Walking into the room, we encountered a pleasant male in his mid-50s, wearing a casual t-shirt and jeans. He stood as we entered, towering over us both with a kind smile and extending his hand for a welcoming shake. He wore a red bandana wrapped around his neck, with a large mass peeking out from underneath on the left side of his neck, distorting the normal curvature of his neck and standing out against his slender physique. Although timidly, he spoke with a thick accent that instantly brought a smile to my face and we immediately connected. Without a second of hesitation, the patient and I were talking ourselves deep into a rabbit hole, speaking of our home country and all the commonalities we had shared, both immigrating to the United States and ending up in Daytona Beach, Florida. With my preceptor standing beside me, the patient went on to explain that he had come to Florida and was currently working at a local hotel, he had originally come with his son who he was now supporting as he made his way through New York.  My preceptor rejoiced at this conversation and was elated to see the connection that instantly formed between us.

Bringing us back to the reason the patient had come to the office that morning, my preceptor redirected our focus to the patient’s health and his current diagnosis and treatment course. The patient had explained to me that although he was grateful for the care he was receiving, it was all overwhelming and he could not understand and confidently follow various components set forth in his care plan. Like rapid-fire, he spewed off a series of questions: Why did he have to go all the way to Orlando for treatment? Would it be possible to do treatment with his son in New York?

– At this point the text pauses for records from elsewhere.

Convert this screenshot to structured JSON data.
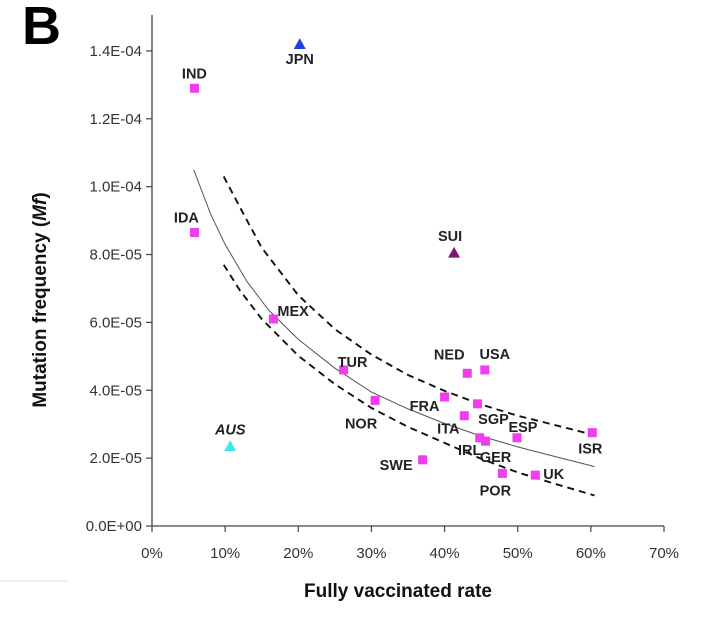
{
  "chart_data": {
    "type": "scatter",
    "panel_label": "B",
    "xlabel": "Fully vaccinated rate",
    "ylabel_main": "Mutation frequency (",
    "ylabel_italic": "Mf",
    "ylabel_end": ")",
    "xlim": [
      0,
      0.7
    ],
    "ylim": [
      0,
      0.00015
    ],
    "x_ticks": [
      0,
      0.1,
      0.2,
      0.3,
      0.4,
      0.5,
      0.6,
      0.7
    ],
    "x_tick_labels": [
      "0%",
      "10%",
      "20%",
      "30%",
      "40%",
      "50%",
      "60%",
      "70%"
    ],
    "y_ticks": [
      0,
      2e-05,
      4e-05,
      6e-05,
      8e-05,
      0.0001,
      0.00012,
      0.00014
    ],
    "y_tick_labels": [
      "0.0E+00",
      "2.0E-05",
      "4.0E-05",
      "6.0E-05",
      "8.0E-05",
      "1.0E-04",
      "1.2E-04",
      "1.4E-04"
    ],
    "grid": false,
    "colors": {
      "square": "#f23cf2",
      "jpn": "#1f3fe0",
      "sui": "#7a1a6e",
      "aus": "#3fe6ee",
      "fit": "#555555",
      "ci": "#111111"
    },
    "points": [
      {
        "label": "IND",
        "x": 0.058,
        "y": 0.000129,
        "marker": "square",
        "color": "#f23cf2",
        "dx": 0,
        "dy": -10,
        "anchor": "middle",
        "italic": false
      },
      {
        "label": "IDA",
        "x": 0.058,
        "y": 8.65e-05,
        "marker": "square",
        "color": "#f23cf2",
        "dx": -8,
        "dy": -10,
        "anchor": "middle",
        "italic": false
      },
      {
        "label": "MEX",
        "x": 0.166,
        "y": 6.1e-05,
        "marker": "square",
        "color": "#f23cf2",
        "dx": 4,
        "dy": -3,
        "anchor": "start",
        "italic": false
      },
      {
        "label": "TUR",
        "x": 0.262,
        "y": 4.6e-05,
        "marker": "square",
        "color": "#f23cf2",
        "dx": -6,
        "dy": -3,
        "anchor": "start",
        "italic": false
      },
      {
        "label": "NOR",
        "x": 0.305,
        "y": 3.7e-05,
        "marker": "square",
        "color": "#f23cf2",
        "dx": -14,
        "dy": 28,
        "anchor": "middle",
        "italic": false
      },
      {
        "label": "SWE",
        "x": 0.37,
        "y": 1.95e-05,
        "marker": "square",
        "color": "#f23cf2",
        "dx": -10,
        "dy": 10,
        "anchor": "end",
        "italic": false
      },
      {
        "label": "FRA",
        "x": 0.4,
        "y": 3.8e-05,
        "marker": "square",
        "color": "#f23cf2",
        "dx": -20,
        "dy": 14,
        "anchor": "middle",
        "italic": false
      },
      {
        "label": "ITA",
        "x": 0.427,
        "y": 3.25e-05,
        "marker": "square",
        "color": "#f23cf2",
        "dx": -16,
        "dy": 18,
        "anchor": "middle",
        "italic": false
      },
      {
        "label": "NED",
        "x": 0.431,
        "y": 4.5e-05,
        "marker": "square",
        "color": "#f23cf2",
        "dx": -18,
        "dy": -14,
        "anchor": "middle",
        "italic": false
      },
      {
        "label": "SGP",
        "x": 0.445,
        "y": 3.6e-05,
        "marker": "square",
        "color": "#f23cf2",
        "dx": 16,
        "dy": 20,
        "anchor": "middle",
        "italic": false
      },
      {
        "label": "IRL",
        "x": 0.448,
        "y": 2.6e-05,
        "marker": "square",
        "color": "#f23cf2",
        "dx": -10,
        "dy": 17,
        "anchor": "middle",
        "italic": false
      },
      {
        "label": "GER",
        "x": 0.456,
        "y": 2.5e-05,
        "marker": "square",
        "color": "#f23cf2",
        "dx": 10,
        "dy": 21,
        "anchor": "middle",
        "italic": false
      },
      {
        "label": "USA",
        "x": 0.455,
        "y": 4.6e-05,
        "marker": "square",
        "color": "#f23cf2",
        "dx": 10,
        "dy": -11,
        "anchor": "middle",
        "italic": false
      },
      {
        "label": "POR",
        "x": 0.479,
        "y": 1.55e-05,
        "marker": "square",
        "color": "#f23cf2",
        "dx": -7,
        "dy": 22,
        "anchor": "middle",
        "italic": false
      },
      {
        "label": "ESP",
        "x": 0.499,
        "y": 2.6e-05,
        "marker": "square",
        "color": "#f23cf2",
        "dx": 6,
        "dy": -6,
        "anchor": "middle",
        "italic": false
      },
      {
        "label": "UK",
        "x": 0.524,
        "y": 1.5e-05,
        "marker": "square",
        "color": "#f23cf2",
        "dx": 8,
        "dy": 4,
        "anchor": "start",
        "italic": false
      },
      {
        "label": "ISR",
        "x": 0.602,
        "y": 2.75e-05,
        "marker": "square",
        "color": "#f23cf2",
        "dx": -2,
        "dy": 21,
        "anchor": "middle",
        "italic": false
      },
      {
        "label": "JPN",
        "x": 0.202,
        "y": 0.000142,
        "marker": "triangle",
        "color": "#1f3fe0",
        "dx": 0,
        "dy": 20,
        "anchor": "middle",
        "italic": false
      },
      {
        "label": "SUI",
        "x": 0.413,
        "y": 8.05e-05,
        "marker": "triangle",
        "color": "#7a1a6e",
        "dx": -4,
        "dy": -12,
        "anchor": "middle",
        "italic": false
      },
      {
        "label": "AUS",
        "x": 0.107,
        "y": 2.35e-05,
        "marker": "triangle",
        "color": "#3fe6ee",
        "dx": 0,
        "dy": -12,
        "anchor": "middle",
        "italic": true
      }
    ],
    "fit_curve": {
      "x": [
        0.057,
        0.08,
        0.1,
        0.13,
        0.16,
        0.2,
        0.25,
        0.3,
        0.35,
        0.4,
        0.45,
        0.5,
        0.55,
        0.6,
        0.605
      ],
      "y": [
        0.000105,
        9.2e-05,
        8.3e-05,
        7.2e-05,
        6.35e-05,
        5.5e-05,
        4.65e-05,
        3.95e-05,
        3.45e-05,
        3.02e-05,
        2.65e-05,
        2.33e-05,
        2.05e-05,
        1.78e-05,
        1.75e-05
      ]
    },
    "upper_ci": {
      "x": [
        0.098,
        0.12,
        0.15,
        0.2,
        0.25,
        0.3,
        0.35,
        0.4,
        0.45,
        0.5,
        0.55,
        0.605
      ],
      "y": [
        0.000103,
        9.4e-05,
        8.2e-05,
        6.8e-05,
        5.8e-05,
        5.05e-05,
        4.45e-05,
        3.98e-05,
        3.58e-05,
        3.25e-05,
        2.98e-05,
        2.68e-05
      ]
    },
    "lower_ci": {
      "x": [
        0.098,
        0.12,
        0.15,
        0.2,
        0.25,
        0.3,
        0.35,
        0.4,
        0.45,
        0.5,
        0.55,
        0.605
      ],
      "y": [
        7.7e-05,
        6.95e-05,
        6.1e-05,
        5.02e-05,
        4.18e-05,
        3.48e-05,
        2.92e-05,
        2.45e-05,
        1.98e-05,
        1.58e-05,
        1.25e-05,
        9e-06
      ]
    }
  }
}
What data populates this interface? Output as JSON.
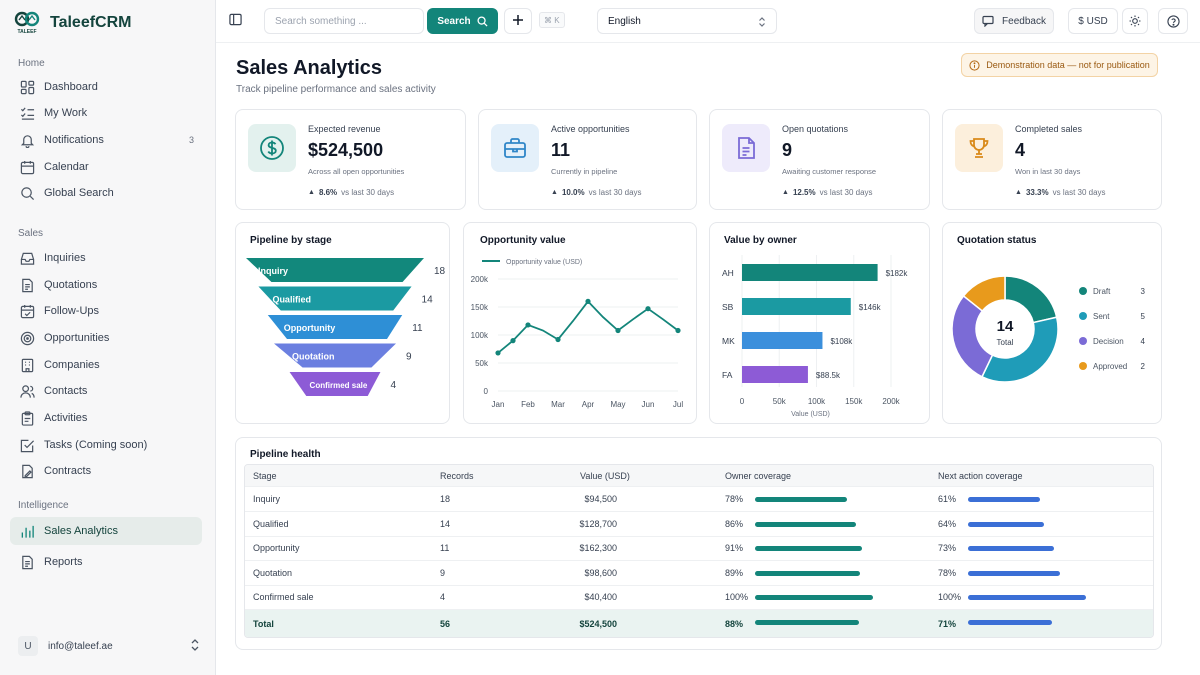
{
  "brand": {
    "name": "TaleefCRM",
    "logo_text": "TALEEF"
  },
  "sidebar": {
    "sections": [
      {
        "label": "Home",
        "items": [
          {
            "label": "Dashboard",
            "icon": "grid-icon"
          },
          {
            "label": "My Work",
            "icon": "checklist-icon"
          },
          {
            "label": "Notifications",
            "icon": "bell-icon",
            "badge": "3"
          },
          {
            "label": "Calendar",
            "icon": "calendar-icon"
          },
          {
            "label": "Global Search",
            "icon": "search-icon"
          }
        ]
      },
      {
        "label": "Sales",
        "items": [
          {
            "label": "Inquiries",
            "icon": "inbox-icon"
          },
          {
            "label": "Quotations",
            "icon": "document-icon"
          },
          {
            "label": "Follow-Ups",
            "icon": "calendar-check-icon"
          },
          {
            "label": "Opportunities",
            "icon": "target-icon"
          },
          {
            "label": "Companies",
            "icon": "building-icon"
          },
          {
            "label": "Contacts",
            "icon": "users-icon"
          },
          {
            "label": "Activities",
            "icon": "clipboard-icon"
          },
          {
            "label": "Tasks (Coming soon)",
            "icon": "task-check-icon"
          },
          {
            "label": "Contracts",
            "icon": "contract-icon"
          }
        ]
      },
      {
        "label": "Intelligence",
        "items": [
          {
            "label": "Sales Analytics",
            "icon": "bar-chart-icon",
            "active": true
          },
          {
            "label": "Reports",
            "icon": "report-icon"
          }
        ]
      }
    ],
    "user": {
      "initial": "U",
      "email": "info@taleef.ae"
    }
  },
  "topbar": {
    "search_placeholder": "Search something ...",
    "search_label": "Search",
    "shortcut": "⌘ K",
    "language": "English",
    "feedback_label": "Feedback",
    "currency_label": "$ USD"
  },
  "page": {
    "title": "Sales Analytics",
    "subtitle": "Track pipeline performance and sales activity",
    "demo_badge": "Demonstration data — not for publication"
  },
  "stats": [
    {
      "label": "Expected revenue",
      "value": "$524,500",
      "hint": "Across all open opportunities",
      "trend": "8.6%",
      "trend_suffix": "vs last 30 days",
      "icon": "dollar-icon",
      "color": "#13857a",
      "bg": "#e3f1ee"
    },
    {
      "label": "Active opportunities",
      "value": "11",
      "hint": "Currently in pipeline",
      "trend": "10.0%",
      "trend_suffix": "vs last 30 days",
      "icon": "briefcase-icon",
      "color": "#2f86c8",
      "bg": "#e4f0fa"
    },
    {
      "label": "Open quotations",
      "value": "9",
      "hint": "Awaiting customer response",
      "trend": "12.5%",
      "trend_suffix": "vs last 30 days",
      "icon": "file-icon",
      "color": "#7b6bd6",
      "bg": "#eeebfb"
    },
    {
      "label": "Completed sales",
      "value": "4",
      "hint": "Won in last 30 days",
      "trend": "33.3%",
      "trend_suffix": "vs last 30 days",
      "icon": "trophy-icon",
      "color": "#d98a1a",
      "bg": "#fcefdc"
    }
  ],
  "panels": {
    "funnel_title": "Pipeline by stage",
    "line_title": "Opportunity value",
    "owner_title": "Value by owner",
    "status_title": "Quotation status",
    "health_title": "Pipeline health"
  },
  "chart_data": [
    {
      "type": "bar",
      "subtype": "funnel",
      "title": "Pipeline by stage",
      "categories": [
        "Inquiry",
        "Qualified",
        "Opportunity",
        "Quotation",
        "Confirmed sale"
      ],
      "values": [
        18,
        14,
        11,
        9,
        4
      ],
      "colors": [
        "#12887c",
        "#1b9aa2",
        "#2e8fd6",
        "#6b7fe0",
        "#8d5bd6"
      ]
    },
    {
      "type": "line",
      "title": "Opportunity value",
      "legend": "Opportunity value (USD)",
      "categories": [
        "Jan",
        "Feb",
        "Mar",
        "Apr",
        "May",
        "Jun",
        "Jul"
      ],
      "x": [
        0,
        0.5,
        1,
        1.5,
        2,
        2.5,
        3,
        3.5,
        4,
        4.5,
        5,
        5.5,
        6
      ],
      "values": [
        68000,
        90000,
        118000,
        108000,
        92000,
        125000,
        160000,
        132000,
        108000,
        128000,
        147000,
        128000,
        108000
      ],
      "y_ticks": [
        "0",
        "50k",
        "100k",
        "150k",
        "200k"
      ],
      "ylim": [
        0,
        200000
      ],
      "grid": true,
      "color": "#13857a"
    },
    {
      "type": "bar",
      "orientation": "horizontal",
      "title": "Value by owner",
      "categories": [
        "AH",
        "SB",
        "MK",
        "FA"
      ],
      "values": [
        182000,
        146000,
        108000,
        88500
      ],
      "value_labels": [
        "$182k",
        "$146k",
        "$108k",
        "$88.5k"
      ],
      "colors": [
        "#13857a",
        "#1b9aa2",
        "#3b8fdc",
        "#8d5bd6"
      ],
      "x_ticks": [
        "0",
        "50k",
        "100k",
        "150k",
        "200k"
      ],
      "xlim": [
        0,
        200000
      ],
      "xlabel": "Value (USD)",
      "grid": true
    },
    {
      "type": "pie",
      "subtype": "donut",
      "title": "Quotation status",
      "center_value": "14",
      "center_label": "Total",
      "categories": [
        "Draft",
        "Sent",
        "Decision",
        "Approved"
      ],
      "values": [
        3,
        5,
        4,
        2
      ],
      "colors": [
        "#13857a",
        "#1f9cb8",
        "#7b6bd6",
        "#e89a1c"
      ],
      "legend": "right"
    }
  ],
  "pipeline_health": {
    "headers": [
      "Stage",
      "Records",
      "Value (USD)",
      "Owner coverage",
      "Next action coverage"
    ],
    "rows": [
      {
        "stage": "Inquiry",
        "records": "18",
        "value": "$94,500",
        "owner": "78%",
        "owner_v": 78,
        "next": "61%",
        "next_v": 61
      },
      {
        "stage": "Qualified",
        "records": "14",
        "value": "$128,700",
        "owner": "86%",
        "owner_v": 86,
        "next": "64%",
        "next_v": 64
      },
      {
        "stage": "Opportunity",
        "records": "11",
        "value": "$162,300",
        "owner": "91%",
        "owner_v": 91,
        "next": "73%",
        "next_v": 73
      },
      {
        "stage": "Quotation",
        "records": "9",
        "value": "$98,600",
        "owner": "89%",
        "owner_v": 89,
        "next": "78%",
        "next_v": 78
      },
      {
        "stage": "Confirmed sale",
        "records": "4",
        "value": "$40,400",
        "owner": "100%",
        "owner_v": 100,
        "next": "100%",
        "next_v": 100
      }
    ],
    "total": {
      "stage": "Total",
      "records": "56",
      "value": "$524,500",
      "owner": "88%",
      "owner_v": 88,
      "next": "71%",
      "next_v": 71
    },
    "owner_color": "#13857a",
    "next_color": "#3b6fd6"
  }
}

Why had he needed to proceed with external radiation therapy although the tumor had been surgically removed? Why had the tumor grow back so quickly? My preceptor was surprised and rejoiced at the large number of questions the patient had regarding his care. Whereas despite his previous efforts, the patient had not communicated with him his concerns to this extent, and my preceptor finally felt that together we were “getting through” and he was eager to create a mutual plan to move forward with the patient’s care.

For me, this experience highlighted the need for communication, for understanding that although a patient may be listening and comprehending the words you speak, they may not be truly understanding what you are saying. As healthcare providers, it is important to recognize that despite your greatest and purest efforts to help another individual, sometimes patients need time, patience, and extra information to make decisions. Additionally, developing this relationship with this patient showed me the importance for cultural competency and appreciation, and celebrating and building connections in differences as we do with similarities. Since this enjoyable interaction, even though I have moved on to other rotations, my preceptor continues to update me on this patient, and each time he comes to the office I am treated to a video call.